As a collection tool, tampons have the advantage over pads and menstrual cups in that people can wear one even when not on their period. For example, the team at NextGen Jane found that if people wear a tampon during ovulation, they can find cells from the ovaries, fallopian tubes, and cervix on the tampon. Currently, researchers at NextGen Jane are running clinical studies using blood and cells collected on tampons to diagnose endometriosis, heavy menstrual bleeding, and pregnancy-associated conditions.
“For both heavy menstrual bleeding and for endometriosis, we have really interesting early data,” said Tariyal. The team has just started an NIH-funded validation study of their endometriosis diagnostic, and they’re currently recruiting more participants to the study.
Tariyal hopes that with a better understanding of the underlying mechanisms driving these different reproductive health disorders, scientists will be able to develop more targeted treatments.
“We now think about cancer in this very molecularly driven, precise way.
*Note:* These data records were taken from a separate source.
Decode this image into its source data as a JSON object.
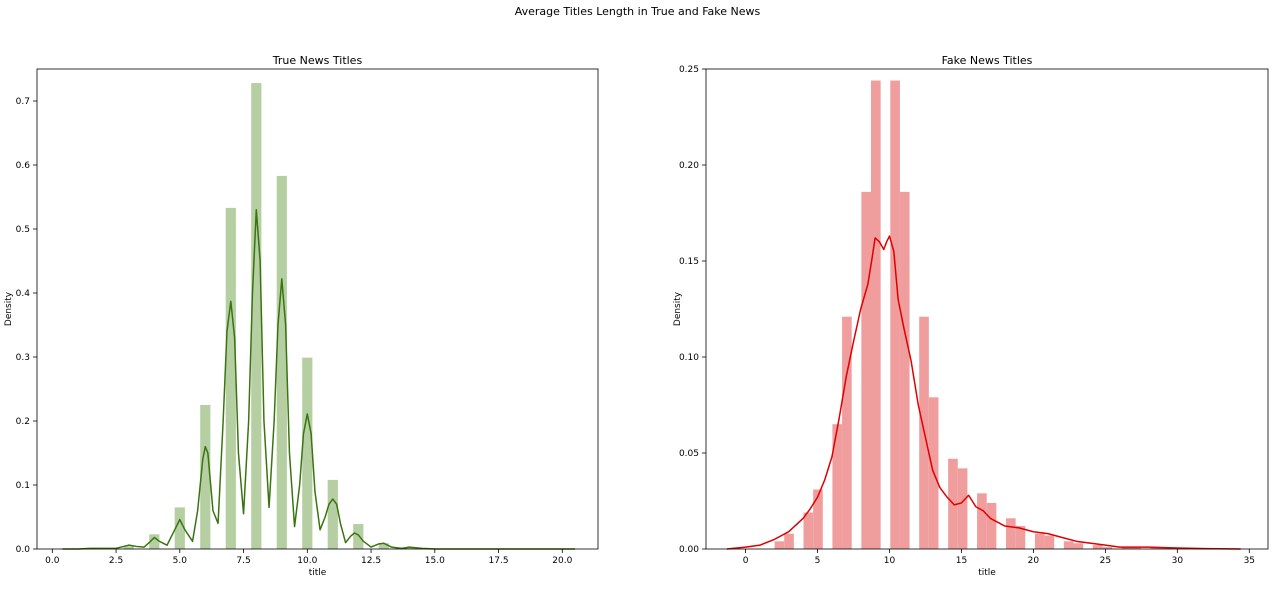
{
  "figure": {
    "suptitle": "Average Titles Length in True and Fake News"
  },
  "chart_data": [
    {
      "type": "bar",
      "title": "True News Titles",
      "xlabel": "title",
      "ylabel": "Density",
      "xlim": [
        -0.6,
        21.4
      ],
      "ylim": [
        0,
        0.75
      ],
      "xticks": [
        0.0,
        2.5,
        5.0,
        7.5,
        10.0,
        12.5,
        15.0,
        17.5,
        20.0
      ],
      "xtick_labels": [
        "0.0",
        "2.5",
        "5.0",
        "7.5",
        "10.0",
        "12.5",
        "15.0",
        "17.5",
        "20.0"
      ],
      "yticks": [
        0.0,
        0.1,
        0.2,
        0.3,
        0.4,
        0.5,
        0.6,
        0.7
      ],
      "ytick_labels": [
        "0.0",
        "0.1",
        "0.2",
        "0.3",
        "0.4",
        "0.5",
        "0.6",
        "0.7"
      ],
      "bar_color": "#b5cfa3",
      "kde_color": "#3a7410",
      "bars": [
        {
          "x": 3,
          "width": 0.4,
          "density": 0.004
        },
        {
          "x": 4,
          "width": 0.4,
          "density": 0.023
        },
        {
          "x": 5,
          "width": 0.4,
          "density": 0.065
        },
        {
          "x": 6,
          "width": 0.4,
          "density": 0.225
        },
        {
          "x": 7,
          "width": 0.4,
          "density": 0.533
        },
        {
          "x": 8,
          "width": 0.4,
          "density": 0.728
        },
        {
          "x": 9,
          "width": 0.4,
          "density": 0.583
        },
        {
          "x": 10,
          "width": 0.4,
          "density": 0.299
        },
        {
          "x": 11,
          "width": 0.4,
          "density": 0.108
        },
        {
          "x": 12,
          "width": 0.4,
          "density": 0.039
        },
        {
          "x": 13,
          "width": 0.4,
          "density": 0.009
        },
        {
          "x": 14,
          "width": 0.4,
          "density": 0.002
        }
      ],
      "kde": {
        "x": [
          0.4,
          1.0,
          1.5,
          2.0,
          2.5,
          2.8,
          3.0,
          3.3,
          3.6,
          3.8,
          4.0,
          4.2,
          4.5,
          4.8,
          5.0,
          5.2,
          5.5,
          5.7,
          5.9,
          6.0,
          6.1,
          6.3,
          6.5,
          6.7,
          6.85,
          7.0,
          7.15,
          7.3,
          7.5,
          7.7,
          7.85,
          8.0,
          8.15,
          8.3,
          8.5,
          8.7,
          8.85,
          9.0,
          9.15,
          9.3,
          9.5,
          9.7,
          9.85,
          10.0,
          10.15,
          10.3,
          10.5,
          10.7,
          10.85,
          11.0,
          11.15,
          11.3,
          11.5,
          11.7,
          11.85,
          12.0,
          12.2,
          12.5,
          12.8,
          13.0,
          13.3,
          13.7,
          14.0,
          14.5,
          15.0,
          16.0,
          18.0,
          20.5
        ],
        "y": [
          0.0,
          0.0,
          0.001,
          0.001,
          0.001,
          0.004,
          0.006,
          0.004,
          0.003,
          0.01,
          0.018,
          0.012,
          0.006,
          0.03,
          0.046,
          0.03,
          0.012,
          0.06,
          0.14,
          0.16,
          0.15,
          0.06,
          0.04,
          0.2,
          0.34,
          0.387,
          0.33,
          0.15,
          0.055,
          0.2,
          0.4,
          0.53,
          0.45,
          0.2,
          0.065,
          0.2,
          0.35,
          0.422,
          0.35,
          0.15,
          0.035,
          0.1,
          0.18,
          0.211,
          0.18,
          0.09,
          0.03,
          0.05,
          0.07,
          0.078,
          0.07,
          0.04,
          0.01,
          0.02,
          0.025,
          0.022,
          0.012,
          0.003,
          0.008,
          0.009,
          0.003,
          0.001,
          0.003,
          0.001,
          0.0,
          0.0,
          0.0,
          0.0
        ]
      }
    },
    {
      "type": "bar",
      "title": "Fake News Titles",
      "xlabel": "title",
      "ylabel": "Density",
      "xlim": [
        -2.75,
        36.3
      ],
      "ylim": [
        0,
        0.25
      ],
      "xticks": [
        0,
        5,
        10,
        15,
        20,
        25,
        30,
        35
      ],
      "xtick_labels": [
        "0",
        "5",
        "10",
        "15",
        "20",
        "25",
        "30",
        "35"
      ],
      "yticks": [
        0.0,
        0.05,
        0.1,
        0.15,
        0.2,
        0.25
      ],
      "ytick_labels": [
        "0.00",
        "0.05",
        "0.10",
        "0.15",
        "0.20",
        "0.25"
      ],
      "bar_color": "#f09d9d",
      "kde_color": "#e00000",
      "bars": [
        {
          "x": 2.35,
          "width": 0.67,
          "density": 0.004
        },
        {
          "x": 3.02,
          "width": 0.67,
          "density": 0.008
        },
        {
          "x": 4.36,
          "width": 0.67,
          "density": 0.019
        },
        {
          "x": 5.03,
          "width": 0.67,
          "density": 0.031
        },
        {
          "x": 6.37,
          "width": 0.67,
          "density": 0.065
        },
        {
          "x": 7.04,
          "width": 0.67,
          "density": 0.121
        },
        {
          "x": 8.38,
          "width": 0.67,
          "density": 0.186
        },
        {
          "x": 9.05,
          "width": 0.67,
          "density": 0.244
        },
        {
          "x": 10.39,
          "width": 0.67,
          "density": 0.244
        },
        {
          "x": 11.06,
          "width": 0.67,
          "density": 0.186
        },
        {
          "x": 12.4,
          "width": 0.67,
          "density": 0.121
        },
        {
          "x": 13.07,
          "width": 0.67,
          "density": 0.079
        },
        {
          "x": 14.41,
          "width": 0.67,
          "density": 0.047
        },
        {
          "x": 15.08,
          "width": 0.67,
          "density": 0.042
        },
        {
          "x": 16.42,
          "width": 0.67,
          "density": 0.029
        },
        {
          "x": 17.09,
          "width": 0.67,
          "density": 0.024
        },
        {
          "x": 18.43,
          "width": 0.67,
          "density": 0.016
        },
        {
          "x": 19.1,
          "width": 0.67,
          "density": 0.012
        },
        {
          "x": 20.44,
          "width": 0.67,
          "density": 0.008
        },
        {
          "x": 21.11,
          "width": 0.67,
          "density": 0.007
        },
        {
          "x": 22.45,
          "width": 0.67,
          "density": 0.004
        },
        {
          "x": 23.12,
          "width": 0.67,
          "density": 0.003
        },
        {
          "x": 24.46,
          "width": 0.67,
          "density": 0.002
        },
        {
          "x": 25.13,
          "width": 0.67,
          "density": 0.001
        },
        {
          "x": 26.47,
          "width": 0.67,
          "density": 0.001
        },
        {
          "x": 27.14,
          "width": 0.67,
          "density": 0.001
        },
        {
          "x": 28.48,
          "width": 0.67,
          "density": 0.0005
        },
        {
          "x": 29.15,
          "width": 0.67,
          "density": 0.0005
        }
      ],
      "kde": {
        "x": [
          -1.3,
          0,
          1,
          2,
          3,
          4,
          4.5,
          5,
          5.5,
          6,
          6.5,
          7,
          7.5,
          8,
          8.5,
          8.8,
          9,
          9.3,
          9.6,
          9.8,
          10,
          10.3,
          10.6,
          11,
          11.5,
          12,
          12.5,
          13,
          13.5,
          14,
          14.5,
          15,
          15.5,
          16,
          16.5,
          17,
          18,
          19,
          20,
          21,
          22,
          23,
          24,
          25,
          26,
          28,
          30,
          32,
          34.4
        ],
        "y": [
          0.0,
          0.001,
          0.002,
          0.005,
          0.009,
          0.016,
          0.021,
          0.027,
          0.036,
          0.048,
          0.068,
          0.09,
          0.108,
          0.125,
          0.138,
          0.152,
          0.162,
          0.16,
          0.156,
          0.16,
          0.163,
          0.155,
          0.13,
          0.115,
          0.098,
          0.075,
          0.058,
          0.041,
          0.032,
          0.027,
          0.023,
          0.024,
          0.028,
          0.022,
          0.02,
          0.016,
          0.012,
          0.011,
          0.009,
          0.008,
          0.006,
          0.004,
          0.003,
          0.002,
          0.001,
          0.001,
          0.0005,
          0.0002,
          0.0
        ]
      }
    }
  ]
}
That's what I think is most exciting about the menstrualome — even beyond precise and easy diagnostics, which we need — is precision medicine from a treatment perspective coming into these disease areas.”
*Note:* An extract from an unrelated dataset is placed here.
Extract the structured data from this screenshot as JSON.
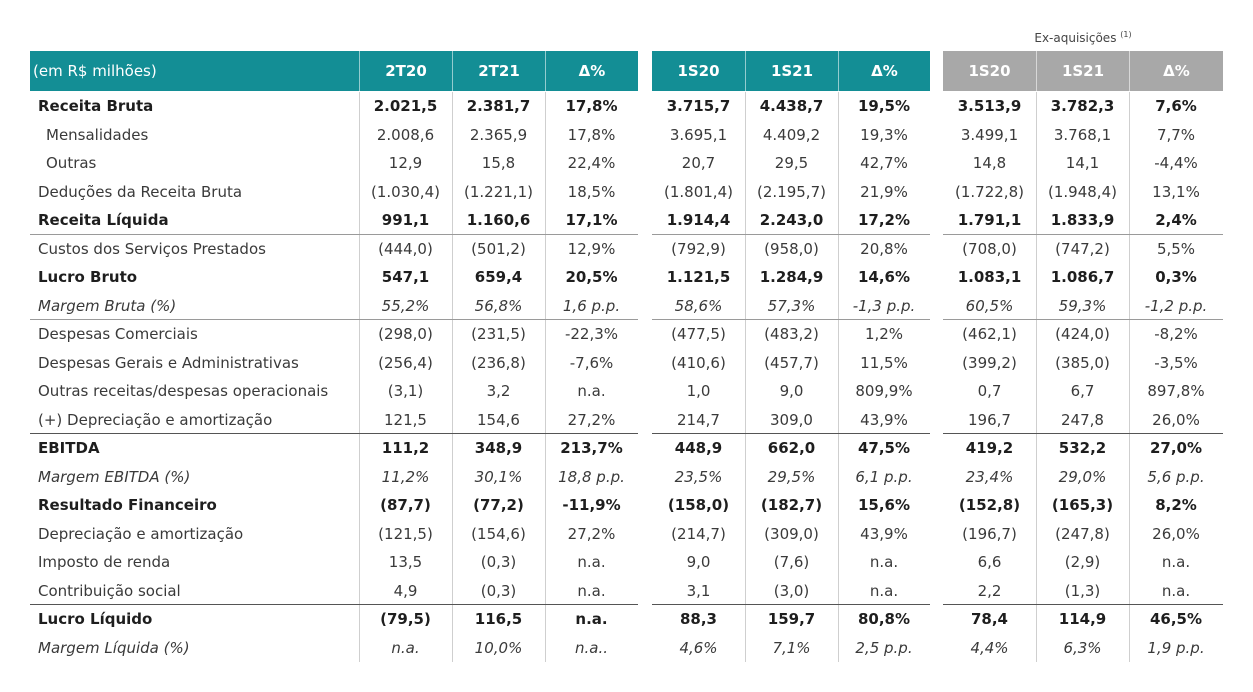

With multiple menstrual blood-based diagnostics in development, it’s only a matter of time until collecting a menstrual blood sample and sending it in for testing will be routine, allowing for greater access to reproductive care for people all over the world.
There is unfortunately still a stigma associated with menstruation in certain communities, but Blumenthal said, “if we can show that it actually has clinical value and that it's a potentially health informing resource, then maybe some of that stigma will go away.”
Menstrual blood may be a waste product, but it’s also potentially the key to better diagnoses and new treatments for conditions that affect a major portion of the globe’s population.
References
- Yang, H. et al. Proteomic Analysis of Menstrual Blood. MCP 11, 1024-35 (2012).
- van der Molen, R.G. et al. Menstrual blood closely resembles the uterine immune micro-environment and is clearly distinct from peripheral blood. Hum Rep 29, 303-314 (2014).
- Naseri, S., Lerma, K., & Blumenthal, P.D. Comparative Assessment of Serum versus Menstrual Blood for Diagnostic Purposes: A Pilot Study. J Clin Lab Med 4, 1-4 (2019).
- Naseri, S., Brewster, R.C.L., Blumenthal, P.D. Novel use of menstrual blood for monitoring glycaemic control in patients with diabetes: a proof-of-concept study. BMJ Sexual & Reproductive Health 48, 123-127 (2022).
- Miller, J.E. et al. TH17 axis and endometrial macrophage disruption in menstrual effluent provides potential insights into the pathogenesis of endometriosis. F&S Science (2022).
- Shih, A.J. et al. Single cell analysis of menstrual endometrial tissues defines phenotypes associated with endometriosis. Preprint: https://www.medrxiv.org/content/10.1101/2022.02.10.22270810v2
- Hosseini, S. et al. Comparative analysis of NK cell subsets in menstrual and peripheral blood of patients with unexplained recurrent spontaneous abortion and fertile subjects. J Reprod Immunol 103, 9-17 (2014).
- Benner, M. et al. A combination of immune cell types identified through ensemble machine learning strategy detects altered profile in recurrent pregnancy loss: a pilot study. F&S Science 3, 166-173 (2022).
- Naseri, S. et al. Screening for High Risk Human Papillomavirus Using Passively Self-Collected Menstrual Blood [A91]. Obstetrics & Gynecology 139, 27S (2022).